Son coffre, il ne le garde pas chez lui, à Alger. Quand je lui demande pourquoi, il me dit qu’à Alger, il a toujours peur d’un tremblement de terre. Il a peur de tout perdre. Il a alors choisi, pense-t-il, une zone antisismique.
Sa fille lui demande régulièrement où est le reste de son bras. Pourquoi il ne sort pas ? Pourquoi il ne grandit pas ? Ça l’intrigue. Forcément. Pour elle, le moignon de son papa, c’est un bébé.

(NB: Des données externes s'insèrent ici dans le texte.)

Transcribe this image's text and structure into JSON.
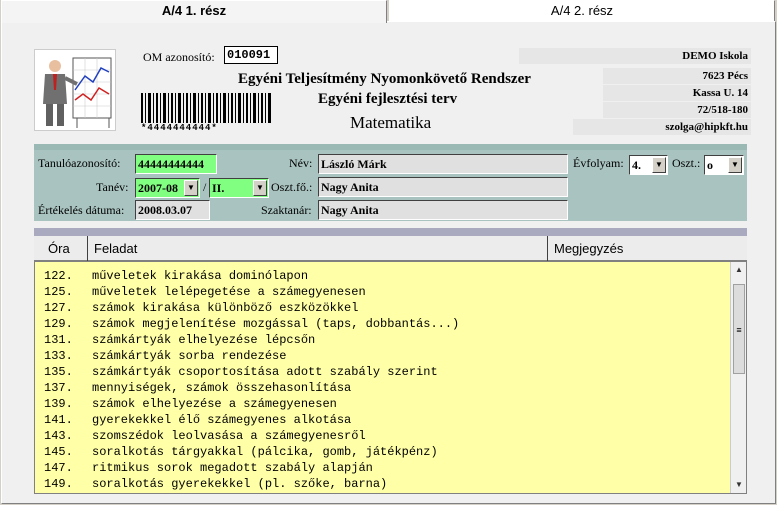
{
  "tabs": [
    {
      "label": "A/4 1. rész",
      "active": true
    },
    {
      "label": "A/4 2. rész",
      "active": false
    }
  ],
  "header": {
    "om_label": "OM azonosító:",
    "om_value": "010091",
    "barcode_text": "*4444444444*",
    "title1": "Egyéni Teljesítmény Nyomonkövető Rendszer",
    "title2": "Egyéni fejlesztési terv",
    "subject": "Matematika"
  },
  "school": {
    "name": "DEMO Iskola",
    "city": "7623 Pécs",
    "street": "Kassa U. 14",
    "phone": "72/518-180",
    "email": "szolga@hipkft.hu"
  },
  "student": {
    "id_label": "Tanulóazonosító:",
    "id_value": "44444444444",
    "name_label": "Név:",
    "name_value": "László Márk",
    "grade_label": "Évfolyam:",
    "grade_value": "4.",
    "class_label": "Oszt.:",
    "class_value": "o",
    "year_label": "Tanév:",
    "year_value": "2007-08",
    "semester_value": "II.",
    "head_label": "Oszt.fő.:",
    "head_value": "Nagy Anita",
    "eval_label": "Értékelés dátuma:",
    "eval_value": "2008.03.07",
    "teacher_label": "Szaktanár:",
    "teacher_value": "Nagy Anita"
  },
  "grid": {
    "columns": [
      "Óra",
      "Feladat",
      "Megjegyzés"
    ],
    "rows": [
      {
        "ora": "122.",
        "feladat": "műveletek kirakása dominólapon"
      },
      {
        "ora": "125.",
        "feladat": "műveletek lelépegetése a számegyenesen"
      },
      {
        "ora": "127.",
        "feladat": "számok kirakása különböző eszközökkel"
      },
      {
        "ora": "129.",
        "feladat": "számok megjelenítése mozgással (taps, dobbantás...)"
      },
      {
        "ora": "131.",
        "feladat": "számkártyák elhelyezése lépcsőn"
      },
      {
        "ora": "133.",
        "feladat": "számkártyák sorba rendezése"
      },
      {
        "ora": "135.",
        "feladat": "számkártyák csoportosítása adott szabály szerint"
      },
      {
        "ora": "137.",
        "feladat": "mennyiségek, számok összehasonlítása"
      },
      {
        "ora": "139.",
        "feladat": "számok elhelyezése a számegyenesen"
      },
      {
        "ora": "141.",
        "feladat": "gyerekekkel élő számegyenes alkotása"
      },
      {
        "ora": "143.",
        "feladat": "szomszédok leolvasása a számegyenesről"
      },
      {
        "ora": "145.",
        "feladat": "soralkotás tárgyakkal (pálcika, gomb, játékpénz)"
      },
      {
        "ora": "147.",
        "feladat": "ritmikus sorok megadott szabály alapján"
      },
      {
        "ora": "149.",
        "feladat": "soralkotás gyerekekkel (pl. szőke, barna)"
      }
    ]
  }
}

Elle pense que ce bras va grandir un jour comme elle et devenir entier. Elle embrasse souvent ce bras amputé. Son petit bébé à elle. Elle attend que le bras de son papa pousse. Azwaw sait que ce bras ne repoussera pas. Il se dit alors que si je n’ai pas pu sauver mon bras, je pourrai peut-être sauver quelques bribes d’histoires qu’il met dans ce coffre où il cache précieusement ses coupures de presse. Un coffre qu’il n’oublie jamais de fermer à clef. Un coffre dans lequel il met soigneusement, chaque année, du camphre pour éviter les moisissures et les termites de l’histoire.